Cette exposition intéressante est complétée par deux autres de moindre importance que je visite rapidement : Picasso : Sculptures Céramiques au dernier étage, surchauffé, du Musée de la Céramique (en redescendant vue d’ensemble sur le square Verdrel saccagé) et González/Picasso : une amitié de fer dans la partie centrale et une petite salle annexe du Musée de la Ferronnerie Le Secq des Tournelles. Cette dernière est organisée par le Centre Pompidou pour ses quarante ans, une occasion de sortir des réserves les sculptures métalliques de Julio González, ami de Picasso (s’il n’avait dû compter que sur son talent artistique, il ne serait sans doute plus exposé).
*
Il s’en faut de peu que Le Boisgeloup ne soit pas situé dans l’Eure. Aurait-il été cinq kilomètres plus loin, dans l’Oise, que le Musée des Beaux-Arts de Rouen n’aurait pas pu monter l’exposition consacrée aux œuvres que Picasso y fit quand il en habitait le château, car ici les évènements culturels doivent être normando-centrés selon le souhait des politicien(ne)s élu(e)s de droite comme de gauche.

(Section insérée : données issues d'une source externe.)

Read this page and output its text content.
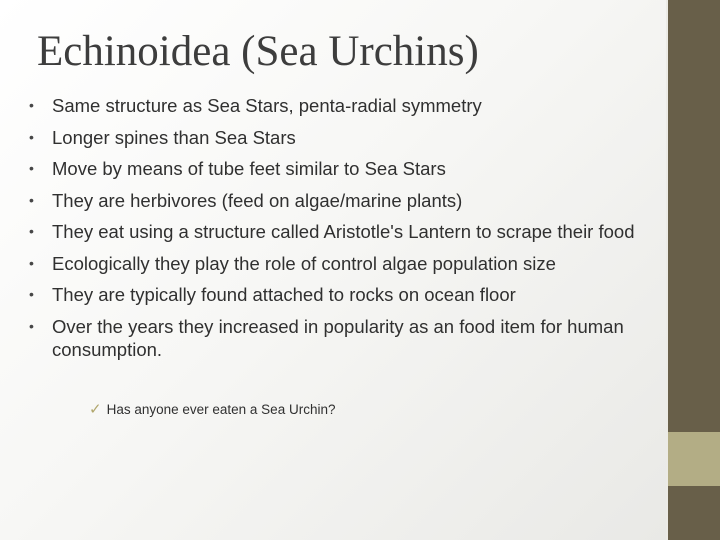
Echinoidea (Sea Urchins)
• Same structure as Sea Stars, penta-radial symmetry
• Longer spines than Sea Stars
• Move by means of tube feet similar to Sea Stars
• They are herbivores (feed on algae/marine plants)
• They eat using a structure called Aristotle's Lantern to scrape their food
• Ecologically they play the role of control algae population size
• They are typically found attached to rocks on ocean floor
• Over the years they increased in popularity as an food item for human consumption.
✓ Has anyone ever eaten a Sea Urchin?
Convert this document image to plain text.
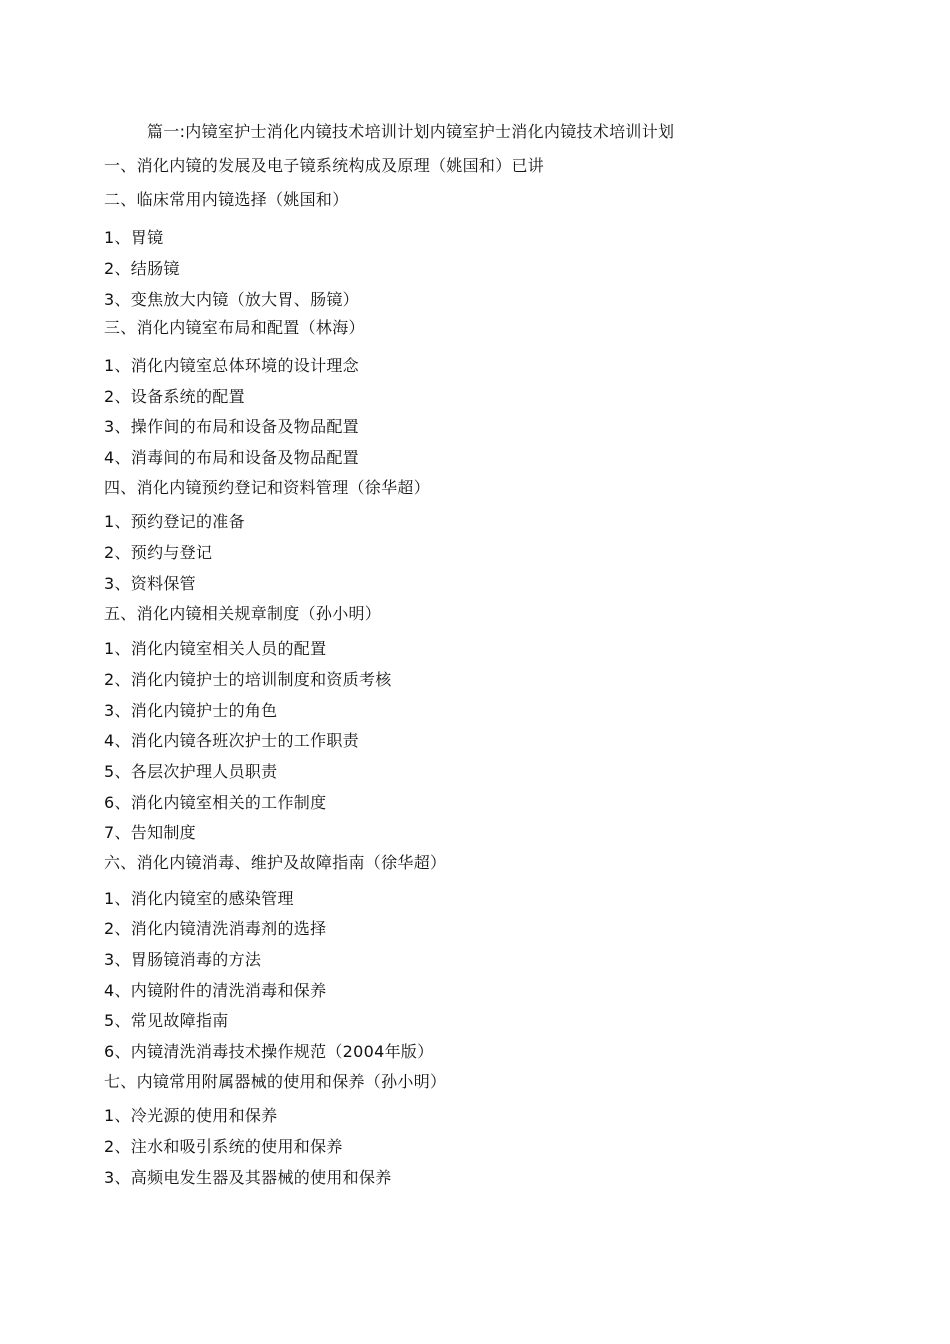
篇一:内镜室护士消化内镜技术培训计划内镜室护士消化内镜技术培训计划

一、消化内镜的发展及电子镜系统构成及原理（姚国和）已讲

二、临床常用内镜选择（姚国和）

1、胃镜

2、结肠镜

3、变焦放大内镜（放大胃、肠镜）

三、消化内镜室布局和配置（林海）

1、消化内镜室总体环境的设计理念

2、设备系统的配置

3、操作间的布局和设备及物品配置

4、消毒间的布局和设备及物品配置

四、消化内镜预约登记和资料管理（徐华超）

1、预约登记的准备

2、预约与登记

3、资料保管

五、消化内镜相关规章制度（孙小明）

1、消化内镜室相关人员的配置

2、消化内镜护士的培训制度和资质考核

3、消化内镜护士的角色

4、消化内镜各班次护士的工作职责

5、各层次护理人员职责

6、消化内镜室相关的工作制度

7、告知制度

六、消化内镜消毒、维护及故障指南（徐华超）

1、消化内镜室的感染管理

2、消化内镜清洗消毒剂的选择

3、胃肠镜消毒的方法

4、内镜附件的清洗消毒和保养

5、常见故障指南

6、内镜清洗消毒技术操作规范（2004年版）

七、内镜常用附属器械的使用和保养（孙小明）

1、冷光源的使用和保养

2、注水和吸引系统的使用和保养

3、高频电发生器及其器械的使用和保养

C’est une déclinaison douce du « On est chez nous » des électrices et électeurs de la fille Le Pen.
*
Plongé dans la lecture du deuxième tome du Journal de Korneï Tchoukovski (Fayard) à la terrasse du Son du Cor ce jeudi en début d’après-midi, je profite du soleil en compagnie de pas mal d’autres dont une fille souvent cliente ici qui m’offre depuis deux ans un bonjour souriant où que l’on se croise, qu’elle soit seule ou en compagnie. Quand sa table passe à l’ombre, elle vient s’asseoir à côté de moi.
-Je me rapproche, c’est pour le soleil.
-Oui, je sais bien que ce n’est pas pour moi.
Quand elle fait une pause dans la correction de ses copies, j’ose lui adresser la parole. Elle me dit son goût particulier pour les oiseaux et la littérature mexicaine contemporaine, me cite le nom d’Ana Clavel. « Ce nom me dit quelque chose », lui dis-je mais ensuite j’ai un doute.
Rentré, j’explore ma bibliothèque et y trouve un livre signé Ana Clavel : Les Violettes sont les fleurs du désir publié chez Métaillé, qu’après avoir lu j’ai jugé suffisamment attachant pour le garder. En quatrième de couverture de ce roman « singulier et délicatement scandaleux », on évoque Cortázar, Nabokov et Bellmer.
*
Note de chevet à la manière de Sei Shōnagon.
Chose qui fait du bien quand on a atteint l’âge de la vieillesse :
Une fille jeune qui te tutoie d’emblée, avant même que tu aies fait de même avec elle : « Qu’est-ce que tu lis ? »
Point de carton dans ma boîte à lettres cette fois, je ne sais pourquoi, mais j’ai pu en obtenir un à l’accueil la veille grâce à l’intercession d’une aimable employée qui a osé en réclamer un à l’un des membres du staff stressé. J’entre donc dans le bâtiment à deux heures quinze ayant été rejoint à sa porte par l’un que je connais. L’ayant croisé le matin même rue des Bons-Enfants, je lui ai proposé de profiter de mon invitation « valable pour deux personnes ».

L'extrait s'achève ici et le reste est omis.